Quelques jours après la suspension complète d'IXCHIQ, la FDA a annulé le 27 août toutes les autorisations d'utilisation d'urgence (EUA) pour les vaccins COVID-19, tout en limitant les approbations de licences de produits biologiques pour les rappels COVID-19 mis à jour aux adultes de plus de 65 ans ou présentant des conditions à haut risque.
Parallèlement aux recommandations en constante évolution des Centers for Disease Control and Prevention (CDC) pour les vaccins COVID-19, ces mesures signalent un paysage réglementaire nouveau et très incertain pour les produits d'immunisation, et peut-être les agents préventifs et thérapeutiques plus largement, sous la direction du secrétaire Robert F. Kennedy Jr. du ministère américain de la Santé et des Services sociaux (HHS).
Normes relatives à la suspension et à la révocation des licences de produits biologiques
Les règles de la FDA régissant les demandes de licence de produit biologique (BLA) (21 C.F.R. § 601.6) autorisent la suspension lorsque le commissaire a des « motifs raisonnables » de croire qu'il existe un danger pour la santé. La suspension peut alors être suivie d'une révocation si les problèmes ne sont pas résolus. Les motifs comprennent les défauts de fabrication, l'omission de signaler les modifications apportées au produit ou la détermination qu'un produit est dangereux ou inefficace.
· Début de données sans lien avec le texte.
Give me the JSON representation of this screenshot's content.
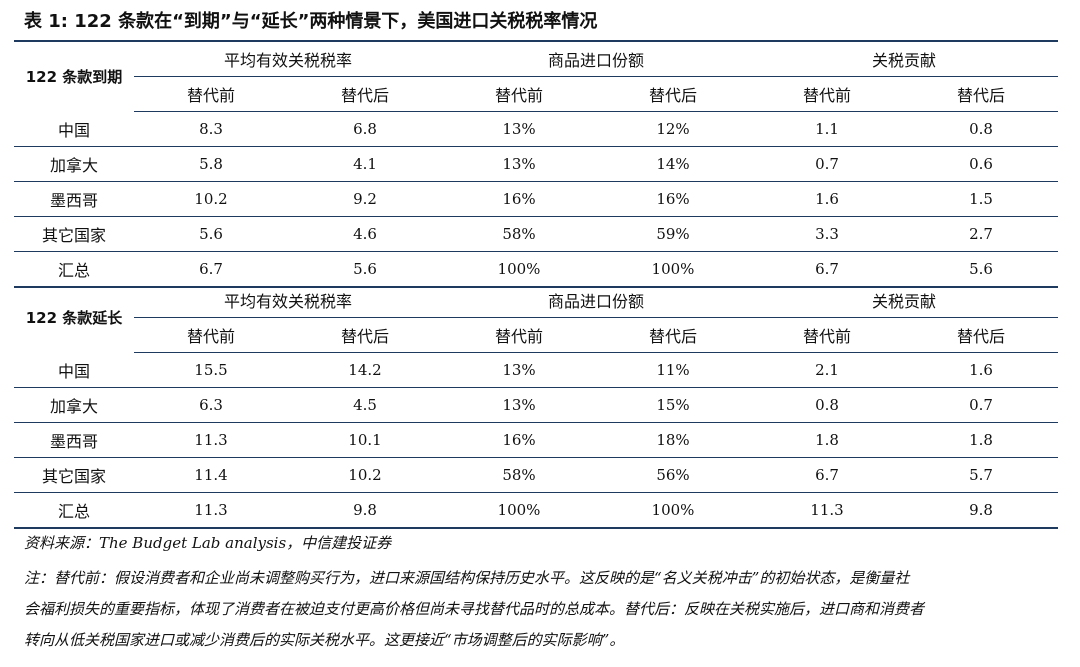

En vertu de la réglementation de la FDA, la suspension n'est pas la fin du processus. À moins qu'un titulaire de licence ne renonce volontairement à sa licence, le commissaire doit informer le fabricant de son intention de révoquer sa licence et lui donner la possibilité de tenir une audience. La révocation peut être fondée sur des conditions ou des facteurs tels que :
Les inspecteurs de la FDA ne peuvent pas accéder aux installations ;
la fabrication a été interrompue au point que l'inspection est impossible ;
les modifications requises ne sont pas signalées en vertu de l'article 21 C.F.R. § 601.12 ; lorsqu'un produit, une installation ou un processus ne répond pas aux normes de sécurité, de pureté ou d'activité ;
les méthodes de fabrication ont tellement changé qu'il est nécessaire d'obtenir de nouvelles preuves d'inno.cuité et d'efficacité ; ou
Un produit est dangereux, inefficace ou mal étiqueté en ce qui concerne les utilisations prévues.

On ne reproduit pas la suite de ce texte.